Fig. 24.—Luxation backwards and inwards of the femoro-tibial joint. (From a photograph by Professor Besnoit.)

Symptoms. The most frequent condition is backward luxation of the upper extremity of the tibia. Movement becomes difficult, the limb is held rigidly, and all the lower part of the leg is extended. None of the joints can be flexed. The leg is dragged forward, without the animal being able to place the foot flat on the ground, and the claws are trailed over the litter or the toe grazes the soil.

On local examination the stifle is seen to be deformed. The lower extremity of the femur and the patella appear prominent. The upper part of the tibia is thrust backwards, and seems to have disappeared, leaving a depression below the femoro-patellar region. The muscles forming the back of the thigh at this level are thrust out of position, and appear to project abnormally.
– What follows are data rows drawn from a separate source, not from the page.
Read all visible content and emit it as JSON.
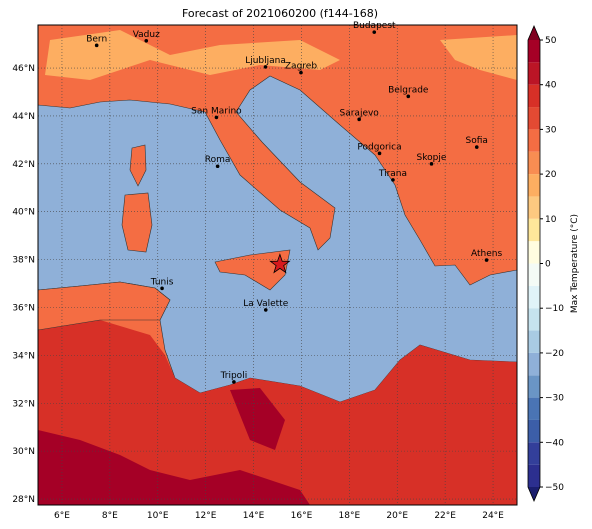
{
  "title": "Forecast of 2021060200 (f144-168)",
  "map": {
    "lon_range": [
      5,
      25
    ],
    "lat_range": [
      27.75,
      47.8
    ],
    "grid": true,
    "lon_ticks": [
      {
        "value": 6,
        "label": "6°E"
      },
      {
        "value": 8,
        "label": "8°E"
      },
      {
        "value": 10,
        "label": "10°E"
      },
      {
        "value": 12,
        "label": "12°E"
      },
      {
        "value": 14,
        "label": "14°E"
      },
      {
        "value": 16,
        "label": "16°E"
      },
      {
        "value": 18,
        "label": "18°E"
      },
      {
        "value": 20,
        "label": "20°E"
      },
      {
        "value": 22,
        "label": "22°E"
      },
      {
        "value": 24,
        "label": "24°E"
      }
    ],
    "lat_ticks": [
      {
        "value": 28,
        "label": "28°N"
      },
      {
        "value": 30,
        "label": "30°N"
      },
      {
        "value": 32,
        "label": "32°N"
      },
      {
        "value": 34,
        "label": "34°N"
      },
      {
        "value": 36,
        "label": "36°N"
      },
      {
        "value": 38,
        "label": "38°N"
      },
      {
        "value": 40,
        "label": "40°N"
      },
      {
        "value": 42,
        "label": "42°N"
      },
      {
        "value": 44,
        "label": "44°N"
      },
      {
        "value": 46,
        "label": "46°N"
      }
    ],
    "cities": [
      {
        "name": "Bern",
        "lon": 7.45,
        "lat": 46.95
      },
      {
        "name": "Vaduz",
        "lon": 9.52,
        "lat": 47.14
      },
      {
        "name": "Budapest",
        "lon": 19.04,
        "lat": 47.5
      },
      {
        "name": "Ljubljana",
        "lon": 14.5,
        "lat": 46.05
      },
      {
        "name": "Zagreb",
        "lon": 15.98,
        "lat": 45.81
      },
      {
        "name": "Belgrade",
        "lon": 20.46,
        "lat": 44.82
      },
      {
        "name": "San Marino",
        "lon": 12.45,
        "lat": 43.94
      },
      {
        "name": "Sarajevo",
        "lon": 18.41,
        "lat": 43.86
      },
      {
        "name": "Sofia",
        "lon": 23.32,
        "lat": 42.7
      },
      {
        "name": "Roma",
        "lon": 12.5,
        "lat": 41.9
      },
      {
        "name": "Podgorica",
        "lon": 19.26,
        "lat": 42.44
      },
      {
        "name": "Skopje",
        "lon": 21.43,
        "lat": 42.0
      },
      {
        "name": "Tirana",
        "lon": 19.82,
        "lat": 41.33
      },
      {
        "name": "Athens",
        "lon": 23.73,
        "lat": 37.98
      },
      {
        "name": "Tunis",
        "lon": 10.18,
        "lat": 36.8
      },
      {
        "name": "La Valette",
        "lon": 14.51,
        "lat": 35.9
      },
      {
        "name": "Tripoli",
        "lon": 13.18,
        "lat": 32.89
      }
    ],
    "marker": {
      "lon": 15.1,
      "lat": 37.8,
      "color": "#d7191c"
    }
  },
  "colorbar": {
    "label": "Max Temperature (°C)",
    "range": [
      -50,
      50
    ],
    "levels": [
      -50,
      -45,
      -40,
      -35,
      -30,
      -25,
      -20,
      -15,
      -10,
      -5,
      0,
      5,
      10,
      15,
      20,
      25,
      30,
      35,
      40,
      45,
      50
    ],
    "colors": [
      "#2c2f8f",
      "#333f9a",
      "#3c5ea8",
      "#4a74b4",
      "#6a95c5",
      "#8fb0d8",
      "#a9cbe3",
      "#c6e3ee",
      "#e0f3f8",
      "#f4fbf6",
      "#fffde0",
      "#fee79a",
      "#fdc980",
      "#fdae61",
      "#f88d52",
      "#f46d43",
      "#e34a33",
      "#d73027",
      "#bb1526",
      "#a50026"
    ],
    "under_color": "#1a1e6e",
    "over_color": "#7f0020",
    "ticks": [
      {
        "value": -50,
        "label": "−50"
      },
      {
        "value": -40,
        "label": "−40"
      },
      {
        "value": -30,
        "label": "−30"
      },
      {
        "value": -20,
        "label": "−20"
      },
      {
        "value": -10,
        "label": "−10"
      },
      0,
      10,
      20,
      30,
      40,
      50
    ]
  }
}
Viewed from behind, the inner line of the thigh appears more or less convex when the upper extremity of the tibia is luxated inwardly. On local examination the displacement of the bones can be readily detected. In luxation forwards the prominence of the stifle is caused by the summit of the tibial crest and by the patella, whilst the lower extremity of the femur cannot be felt. In outward luxation the upper extremity of the tibia forms an abnormal prominence, above which a horizontal digital depression appears.

Diagnosis. Provided that the examination is made soon after the occurrence of the accident, little difficulty will be found in coming to a conclusion, but the diagnosis necessitates more care when examination is deferred for two or three days, because extensive effusion then exists. Luxations or subluxations of tuberculous origin are generally consecutive to old-standing destructive tuberculous arthritis.

The prognosis is grave—firstly, because reduction is difficult; and, secondly, because it is often impossible to maintain the reduction and to preserve complete immobilisation of the injured joint.

Treatment should not be undertaken except in young animals which have not yet attained full development.

In attempting to reduce outward or inward luxation of the tibia the animal should be cast on the side opposite to the lesion. Counterextension is practised by passing a length of webbing around the limb in the region of the groin; extension in the direction of the length of the femur by means of a loop of webbing fixed to the cannon bone: the operator uses both hands in endeavouring to replace the head of the tibia.

In forward luxation of the tibia counter-extension is effected by means of a loop of webbing passed above the hock and drawn forward. Extension is made backwards in an oblique direction, the operator again being left free to effect reduction with both hands.

Reduction of backward luxation of the tibia is still more difficult, in consequence of the contraction of the mass of muscle at the back of the thigh.